245 millions d'euros pour 64 millions d'autotests, arrivés au printemps dernier, seulement 26 millions distribués depuis aux personnels et aux lycéens. À la veille de la rentrée, le coût et l'inutilité apparente de ces millions de kits dormant dans les placards des intendances scolaires font désordre. Ce mercredi matin, Jean-Michel Blanquer a défendu la politique de son ministère.

245 millions d'euros pour 64 millions d'autotests, et seulement 26 millions de ces derniers distribués à ce jour aux personnels et aux lycéens. Voici les chiffres officiels du ministère de l'Education nationale, tels qu'ils ont été dévoilés dès lundi par RTL. Et ils font désordre ce mercredi de pré-rentrée enseignante et veille de rentrée.

Pas la bonne logique

D'autant qu'une écoute un peu attentive lors de son CP permet une implacable soustraction: 64 millions - 26 millions = 38 millions de tests, qui seraient donc dans la nature, en pure perte. Enfin, "dans la nature", plus précisément, au fond de l'ombre de placards scolaires.

C'est en tout cas là que l'une de nos équipes a surpris ces paquets inentamés dans un lycée du 16e arrondissement de Paris qui a accepté d'ouvrir ses portes à nos caméras à l'occasion d'un reportage diffusé ce mercredi. Le bel ordonancement de ces boîtes alignés s'explique fort bien: depuis leur arrivée en mai dernier, seuls cinq élèves se sont autotestés... sur les 750 inscrits au sein de l'établissement. Marianne Dodinet en est la directrice, et elle est par ailleurs membre du syndicat "Indépendance et direction".

"Nous avions 30 boîtes de 25 tests qui nous avaient été livrées et il en reste 26", liste-t-elle.

Pour elle, c'est l'agenda qui n'a pas collé. Recevoir ces équipements - comme l'ensemble des lycées - au moment du printemps, en pleine saison d'examens, n'avait pas de sens, dit-elle:

"Arrivés au moment du baccalauréat, c'était le pire moment pour le mettre en place. La logique - qui était sanitaire et que je peux comprendre - ne tenait pas compte du calendrier de l'Education nationale et d'un lycée."

Le calendrier de l'Education nationale, du lycée, et leur logique, Jean-Michel Blanquer en est par définition le garant.
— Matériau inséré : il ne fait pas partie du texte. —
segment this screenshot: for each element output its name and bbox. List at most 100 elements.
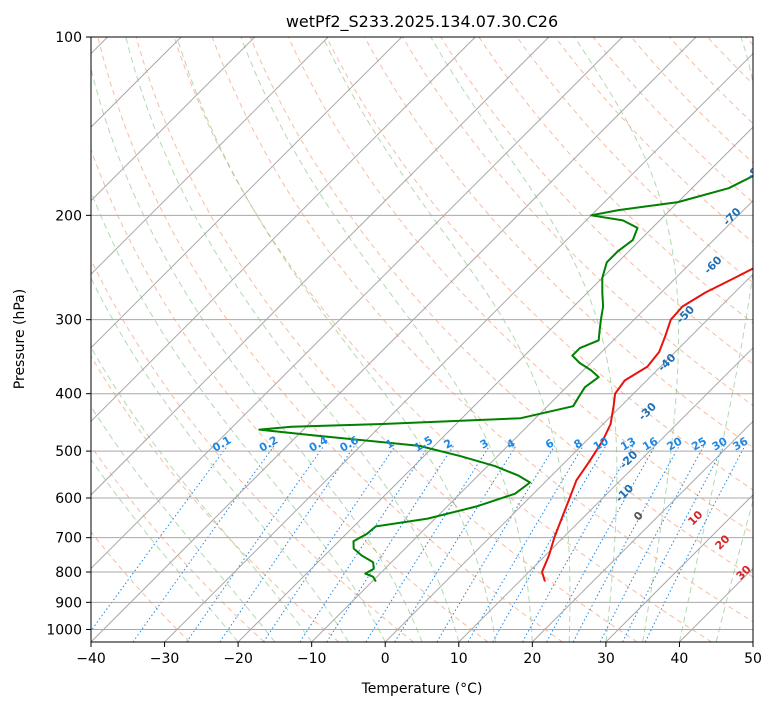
chart-title: wetPf2_S233.2025.134.07.30.C26 bbox=[286, 12, 558, 32]
x-tick-label: −30 bbox=[150, 651, 180, 667]
dry-adiabat bbox=[440, 37, 753, 365]
y-tick-label: 100 bbox=[55, 30, 82, 46]
y-tick-label: 600 bbox=[55, 491, 82, 507]
x-tick-label: −40 bbox=[76, 651, 106, 667]
isotherm-line bbox=[91, 37, 403, 349]
y-axis-ticks: 1000 900 800 700 600 500 400 300 200 100 bbox=[46, 30, 91, 638]
dry-adiabat bbox=[91, 445, 265, 642]
moist-adiabat bbox=[322, 37, 571, 642]
x-tick-label: 50 bbox=[744, 651, 762, 667]
isotherm-label: -40 bbox=[655, 351, 678, 374]
mixing-ratio-label: 4 bbox=[504, 436, 517, 451]
mixing-ratio-line bbox=[546, 445, 656, 642]
dry-adiabat bbox=[91, 355, 340, 642]
isotherm-label: -50 bbox=[674, 303, 697, 326]
mixing-ratio-line bbox=[365, 445, 490, 642]
isotherm-label: 40 bbox=[761, 587, 775, 607]
isotherm-line bbox=[237, 126, 753, 642]
isotherm-line bbox=[91, 37, 550, 496]
mixing-ratio-lines bbox=[91, 445, 746, 642]
y-tick-label: 500 bbox=[55, 444, 82, 460]
isotherm-line bbox=[458, 347, 753, 642]
x-tick-label: 10 bbox=[450, 651, 468, 667]
mixing-ratio-line bbox=[91, 445, 228, 632]
y-tick-label: 900 bbox=[55, 595, 82, 611]
dry-adiabats bbox=[91, 37, 753, 642]
mixing-ratio-line bbox=[219, 445, 356, 642]
isotherm-line bbox=[679, 567, 753, 642]
x-tick-label: 30 bbox=[597, 651, 615, 667]
dry-adiabat bbox=[516, 37, 753, 284]
x-axis-ticks: −40 −30 −20 −10 0 10 20 30 40 50 bbox=[76, 642, 762, 667]
dry-adiabat bbox=[554, 37, 753, 244]
mixing-ratio-line bbox=[436, 445, 556, 642]
dry-adiabat bbox=[592, 37, 753, 204]
mixing-ratio-line bbox=[522, 445, 634, 642]
dry-adiabat bbox=[97, 37, 563, 642]
x-axis-label: Temperature (°C) bbox=[361, 681, 483, 697]
isotherm-label: 20 bbox=[713, 532, 733, 552]
isotherm-label: -80 bbox=[744, 159, 767, 182]
isotherm-line bbox=[531, 420, 753, 642]
moist-adiabat bbox=[678, 37, 753, 642]
moist-adiabat bbox=[125, 37, 460, 642]
isotherm-line bbox=[384, 273, 753, 642]
mixing-ratio-label: 6 bbox=[543, 436, 556, 451]
y-axis-label: Pressure (hPa) bbox=[12, 289, 28, 389]
dry-adiabat bbox=[249, 37, 753, 578]
plot-frame bbox=[90, 36, 754, 643]
isotherm-line bbox=[91, 37, 623, 570]
x-tick-label: −10 bbox=[297, 651, 327, 667]
x-tick-label: −20 bbox=[223, 651, 253, 667]
moist-adiabat bbox=[430, 37, 618, 642]
dry-adiabat bbox=[91, 148, 489, 642]
moist-adiabat bbox=[240, 37, 533, 642]
mixing-ratio-line bbox=[299, 445, 430, 642]
y-tick-label: 1000 bbox=[46, 622, 82, 638]
isotherm-line bbox=[91, 37, 329, 275]
moist-adiabat bbox=[715, 498, 753, 642]
mixing-ratio-line bbox=[644, 445, 746, 642]
dry-adiabat bbox=[173, 37, 713, 642]
mixing-ratio-label: 2 bbox=[442, 437, 455, 452]
y-tick-label: 800 bbox=[55, 565, 82, 581]
y-tick-label: 300 bbox=[55, 313, 82, 329]
isotherms bbox=[91, 37, 753, 642]
y-tick-label: 400 bbox=[55, 387, 82, 403]
dry-adiabat bbox=[135, 37, 638, 642]
dry-adiabat bbox=[211, 37, 753, 623]
moist-adiabat bbox=[91, 190, 386, 642]
mixing-ratio-line bbox=[467, 445, 584, 642]
dry-adiabat bbox=[91, 258, 414, 642]
moist-adiabat bbox=[91, 346, 313, 642]
isotherm-line bbox=[91, 37, 256, 202]
moist-adiabat bbox=[91, 458, 239, 642]
mixing-ratio-line bbox=[394, 445, 517, 642]
mixing-ratio-line bbox=[326, 445, 454, 642]
isotherm-label: -70 bbox=[720, 205, 743, 228]
isotherm-label: -90 bbox=[761, 113, 775, 136]
moist-adiabat bbox=[176, 37, 497, 642]
isotherm-line bbox=[91, 37, 476, 423]
y-tick-label: 700 bbox=[55, 531, 82, 547]
moist-adiabats bbox=[91, 37, 753, 642]
dry-adiabat bbox=[91, 531, 191, 642]
y-tick-label: 200 bbox=[55, 208, 82, 224]
mixing-ratio-line bbox=[599, 445, 705, 642]
mixing-ratio-line bbox=[622, 445, 725, 642]
isotherm-line bbox=[91, 37, 697, 642]
dry-adiabat bbox=[745, 37, 753, 46]
dry-adiabat bbox=[707, 37, 753, 85]
sounding-series bbox=[258, 174, 753, 582]
x-tick-label: 0 bbox=[381, 651, 390, 667]
isotherm-line bbox=[752, 641, 753, 642]
isotherm-line bbox=[605, 494, 753, 642]
isotherm-line bbox=[164, 52, 753, 642]
isotherm-line bbox=[311, 199, 753, 642]
mixing-ratio-line bbox=[132, 445, 275, 642]
dewpoint-trace bbox=[258, 174, 753, 582]
isotherm-label: 10 bbox=[685, 508, 705, 528]
moist-adiabat bbox=[91, 66, 423, 642]
plot-area: -100-90-80-70-60-50-40-30-20-10010203040… bbox=[91, 37, 775, 642]
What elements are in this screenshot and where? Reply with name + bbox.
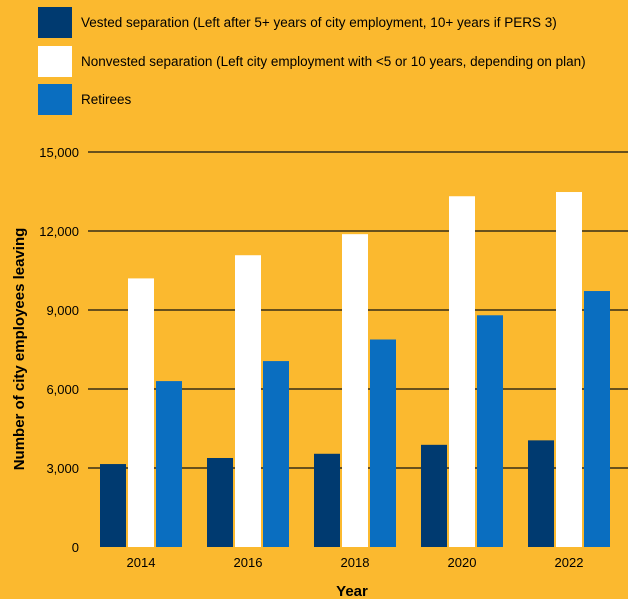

Et, invité ce mercredi matin par France Inter, il a défendu la politique de son ministère. "Tout ça en dit long sur la volonté de faire des polémiques", a-t-il d'abord regretté. "Il n'y a aucune polémique à faire. Avant qu'on les ait, la polémique c'était: 'Pourquoi vous n'avez pas d'autotests? Pourquoi vous n'en achetez pas?' On en a acheté massivement, nous en sommes fiers et ça a été très utile".

"Les autotests dont nous avons besoin"

Il a d'ailleurs contesté les statistiques avancées dans la presse. Ni celles portant sur le budget alloué, ni sur la somme des commandes cependant: il a seulement revu à la baisse le chiffre des autotests encore en circulation, ou réduits à l'immobilité. "Dans ce premier trimestre, ce sont 15 millions d'autotests qui vont nous servir", a-t-il assuré, expliquant dans la foulée cette inadéquation entre ses propos et les chiffres venus de son propre ministère de la rue de Grenelle:

"Nous en avons rendus à des institutions qui en avaient besoin. Donc aucun gâchis, aucun gaspillage, au contraire il y a de la prévision, il y a le nombre dont on a besoin", a-t-il plastronné.

Jean-Michel Blanquer a alors détaillé ces besoins: "15 millions d'autotests en stock, c'est très bien, c'est ce qui nous permet de faire les deux autotests par semaine et par adulte, plus les autotests autant que nécessaire". 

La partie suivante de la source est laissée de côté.